Farm loan waivers: Easier said than done?

By Moin Qazi

A resurgence of the farm loan waiver culture in the Indian polity has got many economists and policy makers worried. In a country where a bulk of the farmland is rain-fed, the need to offer some relief to a drought-hit farmer is serious. It is an acknowledged fact that loan waivers are a wrong practice and have several detrimental long term implications. They punish farmers who have been diligent with repayments and encourage errant behaviour among uncooperative borrowers like lax credit discipline and the use of borrowed funds for non-agricultural purposes.

Trouble in Maharashtra

The debt forgiveness in Tamil Nadu (around Rs. 8,000 crores) and Uttar Pradesh (around Rs. 37,000 crores) has led to a growing chorus for a waiver of agricultural loans in Maharashtra as well. “The unintended consequence of this could be reduced availability of credit to farmers from banks, forcing them to resort to the unorganised lending sector,” India Ratings, the local arm of Fitch, said in a research note. 

Farmers from Maharashtra are on an indefinite strike, curtailing the supply of vegetables, fruits and milk to cities like Mumbai in a move that could push up food prices in the coming days. Indebted farmers are demanding a waiver on loans from the government of the big farming state similar to the debt forgiveness announced by Uttar Pradesh in April. Maharashtra would have to spend Rs 30,500 crore ($4.73 billion) to write off debts owed by 3.2 million farmers, Fadnavis had said in April.

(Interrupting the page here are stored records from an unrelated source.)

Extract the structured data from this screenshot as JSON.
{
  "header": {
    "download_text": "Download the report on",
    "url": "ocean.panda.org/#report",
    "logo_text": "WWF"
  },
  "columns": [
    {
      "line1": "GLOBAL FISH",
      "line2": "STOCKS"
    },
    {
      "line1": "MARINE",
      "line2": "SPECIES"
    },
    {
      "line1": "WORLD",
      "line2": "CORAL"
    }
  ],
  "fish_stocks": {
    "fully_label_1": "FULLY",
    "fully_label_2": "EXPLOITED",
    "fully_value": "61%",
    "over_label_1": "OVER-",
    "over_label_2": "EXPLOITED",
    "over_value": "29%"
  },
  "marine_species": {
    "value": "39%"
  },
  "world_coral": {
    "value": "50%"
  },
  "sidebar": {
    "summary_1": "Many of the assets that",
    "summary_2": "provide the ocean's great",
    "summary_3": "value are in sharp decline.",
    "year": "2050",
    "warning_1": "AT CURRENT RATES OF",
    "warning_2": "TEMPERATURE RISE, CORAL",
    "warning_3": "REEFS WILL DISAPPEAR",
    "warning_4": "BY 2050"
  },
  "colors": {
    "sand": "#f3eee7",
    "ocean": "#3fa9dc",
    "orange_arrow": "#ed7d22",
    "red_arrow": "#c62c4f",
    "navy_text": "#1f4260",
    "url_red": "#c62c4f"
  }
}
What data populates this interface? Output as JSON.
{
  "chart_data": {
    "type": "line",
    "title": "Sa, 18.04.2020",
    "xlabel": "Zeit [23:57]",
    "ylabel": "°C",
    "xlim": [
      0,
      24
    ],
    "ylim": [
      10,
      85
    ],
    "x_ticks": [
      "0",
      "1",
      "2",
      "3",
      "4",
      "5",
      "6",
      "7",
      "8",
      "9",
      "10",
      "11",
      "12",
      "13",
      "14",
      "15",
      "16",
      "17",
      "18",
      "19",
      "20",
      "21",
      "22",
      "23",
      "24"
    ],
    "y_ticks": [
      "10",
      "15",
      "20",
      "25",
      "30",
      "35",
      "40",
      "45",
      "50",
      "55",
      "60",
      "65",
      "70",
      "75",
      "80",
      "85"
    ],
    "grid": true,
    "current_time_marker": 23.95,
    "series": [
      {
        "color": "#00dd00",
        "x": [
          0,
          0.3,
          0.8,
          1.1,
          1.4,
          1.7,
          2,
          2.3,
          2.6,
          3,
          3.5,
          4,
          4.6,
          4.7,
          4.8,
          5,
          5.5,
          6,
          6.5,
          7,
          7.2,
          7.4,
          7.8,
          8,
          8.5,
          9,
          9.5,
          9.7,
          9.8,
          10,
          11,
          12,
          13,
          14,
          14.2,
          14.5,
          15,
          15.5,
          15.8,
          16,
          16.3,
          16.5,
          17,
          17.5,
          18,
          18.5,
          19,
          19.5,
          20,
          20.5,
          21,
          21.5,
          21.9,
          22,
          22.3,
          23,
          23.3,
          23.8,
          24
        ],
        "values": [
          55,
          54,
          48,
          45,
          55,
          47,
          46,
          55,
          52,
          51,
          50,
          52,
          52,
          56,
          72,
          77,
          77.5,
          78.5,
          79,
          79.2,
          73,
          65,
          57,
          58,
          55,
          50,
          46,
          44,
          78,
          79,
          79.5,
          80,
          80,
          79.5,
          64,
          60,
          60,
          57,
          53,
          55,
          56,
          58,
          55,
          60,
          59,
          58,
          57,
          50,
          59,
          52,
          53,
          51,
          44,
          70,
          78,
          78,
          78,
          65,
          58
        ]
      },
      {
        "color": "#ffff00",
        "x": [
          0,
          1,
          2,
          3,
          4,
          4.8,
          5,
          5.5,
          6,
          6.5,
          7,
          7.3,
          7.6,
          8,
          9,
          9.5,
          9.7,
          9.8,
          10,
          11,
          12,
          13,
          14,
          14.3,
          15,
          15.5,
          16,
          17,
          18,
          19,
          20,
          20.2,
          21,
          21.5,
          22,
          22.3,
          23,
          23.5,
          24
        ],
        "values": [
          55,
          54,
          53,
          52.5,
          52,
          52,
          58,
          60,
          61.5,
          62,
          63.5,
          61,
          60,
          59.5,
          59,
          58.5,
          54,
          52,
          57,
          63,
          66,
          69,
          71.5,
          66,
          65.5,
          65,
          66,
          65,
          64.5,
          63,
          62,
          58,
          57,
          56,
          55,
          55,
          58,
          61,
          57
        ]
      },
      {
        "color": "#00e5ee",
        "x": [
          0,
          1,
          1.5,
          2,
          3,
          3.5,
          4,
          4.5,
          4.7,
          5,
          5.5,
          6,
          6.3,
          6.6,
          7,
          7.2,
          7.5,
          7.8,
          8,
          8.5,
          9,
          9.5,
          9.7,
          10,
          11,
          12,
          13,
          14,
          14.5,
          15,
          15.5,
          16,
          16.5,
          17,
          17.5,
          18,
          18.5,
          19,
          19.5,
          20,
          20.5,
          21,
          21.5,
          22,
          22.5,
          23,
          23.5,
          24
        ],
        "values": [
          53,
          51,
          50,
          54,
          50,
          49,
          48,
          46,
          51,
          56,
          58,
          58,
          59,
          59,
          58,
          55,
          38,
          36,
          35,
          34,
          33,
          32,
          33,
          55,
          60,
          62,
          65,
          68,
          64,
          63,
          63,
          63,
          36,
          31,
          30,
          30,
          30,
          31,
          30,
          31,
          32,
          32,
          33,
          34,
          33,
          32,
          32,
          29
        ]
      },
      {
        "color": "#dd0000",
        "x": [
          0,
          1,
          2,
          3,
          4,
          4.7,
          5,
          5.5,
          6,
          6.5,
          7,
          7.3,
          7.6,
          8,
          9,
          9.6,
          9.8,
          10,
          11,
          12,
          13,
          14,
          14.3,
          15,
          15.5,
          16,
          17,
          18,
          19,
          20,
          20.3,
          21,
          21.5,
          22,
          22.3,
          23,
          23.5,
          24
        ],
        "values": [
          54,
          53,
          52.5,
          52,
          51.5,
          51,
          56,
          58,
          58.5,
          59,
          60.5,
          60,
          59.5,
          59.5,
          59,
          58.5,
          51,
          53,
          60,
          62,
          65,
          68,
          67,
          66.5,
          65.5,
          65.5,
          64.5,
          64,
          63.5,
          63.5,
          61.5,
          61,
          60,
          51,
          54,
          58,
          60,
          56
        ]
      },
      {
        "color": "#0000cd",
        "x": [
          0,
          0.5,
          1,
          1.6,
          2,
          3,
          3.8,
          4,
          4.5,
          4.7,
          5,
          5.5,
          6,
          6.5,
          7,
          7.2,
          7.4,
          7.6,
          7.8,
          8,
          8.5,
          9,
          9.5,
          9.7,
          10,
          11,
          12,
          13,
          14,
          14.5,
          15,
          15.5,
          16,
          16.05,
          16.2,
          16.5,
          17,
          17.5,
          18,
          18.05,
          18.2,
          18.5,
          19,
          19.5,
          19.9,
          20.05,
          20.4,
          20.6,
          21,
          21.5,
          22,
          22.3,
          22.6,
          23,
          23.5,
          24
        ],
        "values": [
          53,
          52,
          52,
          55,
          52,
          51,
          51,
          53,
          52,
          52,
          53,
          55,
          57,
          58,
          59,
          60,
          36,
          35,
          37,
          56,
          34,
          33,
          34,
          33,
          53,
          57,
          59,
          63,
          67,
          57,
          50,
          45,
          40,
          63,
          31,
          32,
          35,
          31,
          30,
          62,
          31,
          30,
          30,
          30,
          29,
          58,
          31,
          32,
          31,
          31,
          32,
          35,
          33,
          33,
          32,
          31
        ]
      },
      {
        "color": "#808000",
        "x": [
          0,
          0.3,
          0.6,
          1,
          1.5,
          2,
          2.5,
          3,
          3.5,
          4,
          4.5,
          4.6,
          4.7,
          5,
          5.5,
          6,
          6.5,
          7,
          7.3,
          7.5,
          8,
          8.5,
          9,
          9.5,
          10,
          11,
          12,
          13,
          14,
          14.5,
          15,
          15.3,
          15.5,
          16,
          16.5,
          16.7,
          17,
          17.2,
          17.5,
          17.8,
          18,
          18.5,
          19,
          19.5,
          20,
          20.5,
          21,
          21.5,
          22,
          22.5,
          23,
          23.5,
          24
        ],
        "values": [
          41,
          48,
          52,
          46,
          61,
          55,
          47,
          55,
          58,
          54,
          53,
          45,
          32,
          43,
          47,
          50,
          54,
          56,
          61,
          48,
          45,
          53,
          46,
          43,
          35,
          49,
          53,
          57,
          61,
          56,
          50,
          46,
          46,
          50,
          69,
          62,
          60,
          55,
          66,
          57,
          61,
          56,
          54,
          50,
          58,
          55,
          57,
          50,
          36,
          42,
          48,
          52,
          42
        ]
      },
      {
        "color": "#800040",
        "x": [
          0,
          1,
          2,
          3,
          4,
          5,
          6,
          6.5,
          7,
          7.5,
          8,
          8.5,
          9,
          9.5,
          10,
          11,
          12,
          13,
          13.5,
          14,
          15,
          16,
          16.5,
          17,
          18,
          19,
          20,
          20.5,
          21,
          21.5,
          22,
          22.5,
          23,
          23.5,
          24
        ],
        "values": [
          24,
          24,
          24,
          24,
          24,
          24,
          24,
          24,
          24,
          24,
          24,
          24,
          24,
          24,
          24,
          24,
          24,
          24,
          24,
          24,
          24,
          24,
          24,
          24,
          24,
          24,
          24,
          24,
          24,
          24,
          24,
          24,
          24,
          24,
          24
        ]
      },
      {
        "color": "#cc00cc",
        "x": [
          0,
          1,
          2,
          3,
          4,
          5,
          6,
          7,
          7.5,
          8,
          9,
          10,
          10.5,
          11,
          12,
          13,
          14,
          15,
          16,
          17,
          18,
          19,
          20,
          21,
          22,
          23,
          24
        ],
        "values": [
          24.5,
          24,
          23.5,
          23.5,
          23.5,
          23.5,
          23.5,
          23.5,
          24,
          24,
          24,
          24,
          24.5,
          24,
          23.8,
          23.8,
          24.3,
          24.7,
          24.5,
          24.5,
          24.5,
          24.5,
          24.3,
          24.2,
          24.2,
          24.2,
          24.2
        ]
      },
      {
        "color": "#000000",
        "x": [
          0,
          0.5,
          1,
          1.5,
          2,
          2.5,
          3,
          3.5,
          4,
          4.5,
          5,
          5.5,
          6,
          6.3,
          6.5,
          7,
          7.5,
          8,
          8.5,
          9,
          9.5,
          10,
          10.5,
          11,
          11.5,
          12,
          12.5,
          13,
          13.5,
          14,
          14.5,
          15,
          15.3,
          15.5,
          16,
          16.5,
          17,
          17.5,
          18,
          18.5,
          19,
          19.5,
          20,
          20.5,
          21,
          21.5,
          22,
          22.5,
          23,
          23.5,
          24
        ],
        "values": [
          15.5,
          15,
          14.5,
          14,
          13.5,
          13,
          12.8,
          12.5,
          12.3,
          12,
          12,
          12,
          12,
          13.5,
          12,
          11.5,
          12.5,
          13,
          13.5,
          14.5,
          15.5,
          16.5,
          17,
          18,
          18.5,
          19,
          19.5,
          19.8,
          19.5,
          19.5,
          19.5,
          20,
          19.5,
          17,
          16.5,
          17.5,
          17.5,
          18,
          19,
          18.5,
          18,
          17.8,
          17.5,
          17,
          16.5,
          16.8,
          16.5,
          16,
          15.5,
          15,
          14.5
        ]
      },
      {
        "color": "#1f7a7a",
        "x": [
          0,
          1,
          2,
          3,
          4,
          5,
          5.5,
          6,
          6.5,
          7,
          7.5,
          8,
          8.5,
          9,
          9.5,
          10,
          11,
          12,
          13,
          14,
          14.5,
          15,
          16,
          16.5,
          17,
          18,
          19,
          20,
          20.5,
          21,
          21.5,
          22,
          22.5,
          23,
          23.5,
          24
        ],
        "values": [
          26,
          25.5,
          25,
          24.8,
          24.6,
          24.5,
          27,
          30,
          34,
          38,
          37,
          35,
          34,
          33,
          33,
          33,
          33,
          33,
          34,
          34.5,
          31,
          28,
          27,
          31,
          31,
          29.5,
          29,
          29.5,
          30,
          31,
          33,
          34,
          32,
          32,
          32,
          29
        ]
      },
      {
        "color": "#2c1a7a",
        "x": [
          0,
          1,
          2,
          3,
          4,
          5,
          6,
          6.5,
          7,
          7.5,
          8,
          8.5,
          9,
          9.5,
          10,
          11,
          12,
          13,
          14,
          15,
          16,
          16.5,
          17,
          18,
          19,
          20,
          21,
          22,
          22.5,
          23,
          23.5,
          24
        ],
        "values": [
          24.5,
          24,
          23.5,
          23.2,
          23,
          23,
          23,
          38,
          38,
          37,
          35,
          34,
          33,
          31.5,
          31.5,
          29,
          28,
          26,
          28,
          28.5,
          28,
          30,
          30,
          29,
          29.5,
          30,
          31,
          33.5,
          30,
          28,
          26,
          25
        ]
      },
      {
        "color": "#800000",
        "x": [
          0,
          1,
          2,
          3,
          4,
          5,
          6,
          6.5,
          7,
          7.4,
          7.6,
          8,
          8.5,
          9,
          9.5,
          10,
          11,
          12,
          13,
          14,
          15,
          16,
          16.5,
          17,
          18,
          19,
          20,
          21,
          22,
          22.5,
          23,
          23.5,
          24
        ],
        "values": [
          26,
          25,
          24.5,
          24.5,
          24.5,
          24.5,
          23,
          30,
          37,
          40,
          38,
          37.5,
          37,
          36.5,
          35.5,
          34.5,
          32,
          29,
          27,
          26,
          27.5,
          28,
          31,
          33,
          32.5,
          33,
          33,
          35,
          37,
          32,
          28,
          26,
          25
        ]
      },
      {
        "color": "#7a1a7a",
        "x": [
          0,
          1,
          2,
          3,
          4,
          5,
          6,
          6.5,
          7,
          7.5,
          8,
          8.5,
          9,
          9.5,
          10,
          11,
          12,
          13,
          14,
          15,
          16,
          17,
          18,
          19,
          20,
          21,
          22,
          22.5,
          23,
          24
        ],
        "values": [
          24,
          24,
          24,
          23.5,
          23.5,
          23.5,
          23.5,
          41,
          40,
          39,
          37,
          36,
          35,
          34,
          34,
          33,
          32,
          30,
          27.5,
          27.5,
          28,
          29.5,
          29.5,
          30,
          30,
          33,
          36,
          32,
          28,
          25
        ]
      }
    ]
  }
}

The economics behind loan waivers

Loan waivers are both ‘bad politics’ and ‘bad economics’. Indebtedness is the most acute problem faced by small and marginal farmers. However, their borrowings are primarily from moneylenders and hence a loan waiver is not going to make any sense for them. It is the richer farmers who are the real beneficiaries of such populist policies. The problems faced by small farmers are complex and require a ruthless political will to address them. Their landholdings are below the economically viable threshold — the result is the cyclical appearance of bad loans and poor rainfall. Loan waivers have little to do with ending the conditions that lead to such problems.

In a sense, it is also a story of unfinished reforms in India. The question should be why almost 55% of the population is producing only 17% of the output. Unless this huge swathe of the population is empowered, loan waivers will remain a constant feature of the agricultural landscape.

Frequent debt waivers may prompt banks to invest in alternatives to farm lending such as the Rural Infrastructure Development Fund instead of reaching out to individuals farmers to meet their agriculture lending targets, giving a field day for the local moneylender.

Missing pieces of the jigsaw puzzle

The waiver does not take into account the loans farmers have taken from the informal sector. There is also no distinction between voluntary and involuntary defaults, so it actually rewards those that have willfully defaulted. Additionally, the scheme does not take into account climatic conditions and fertility of the soil. Farmers in certain areas face a higher risk of crop loss on account of weather conditions they have no control over.

Small farmers have little access to technology and irrigation techniques. This makes them one of the most vulnerable groups to climate change. Farming for them is grinding physical work, largely supported by their family, with each new generation being pushed into increasingly smaller plots of land. From threshing and bundling to separating grains by hand, crops have to be planted, picked, harvested and hauled by them.

Years of market-oriented reforms have unleashed a wave of capitalism and entrepreneurialism across India. High-end sectors such as information technology have made impressive strides leading to adulatory portrayals of India at home and abroad as an economic juggernaut. Despite this success, the benefits of reform have yet to extend to the hundreds of millions who toil on the land. The government has slashed or phased out subsidies for some crops, shredding a key safety net.

In a post on his Gates Note blog, Bill Gates said that it was critical to protect small farmers in the world’s poorest countries because they produce a large and growing share of the world’s food supply yet face greater risks due to climate change. In his words, “For the world’s poorest farmers, life is a high-wire act without any safety nets.” Nothing could be more true in the Indian context.


Moin Qazi, a former banker and an accomplished poet and writer, has extensively contributed articles to leading publications around the globe and authored several books.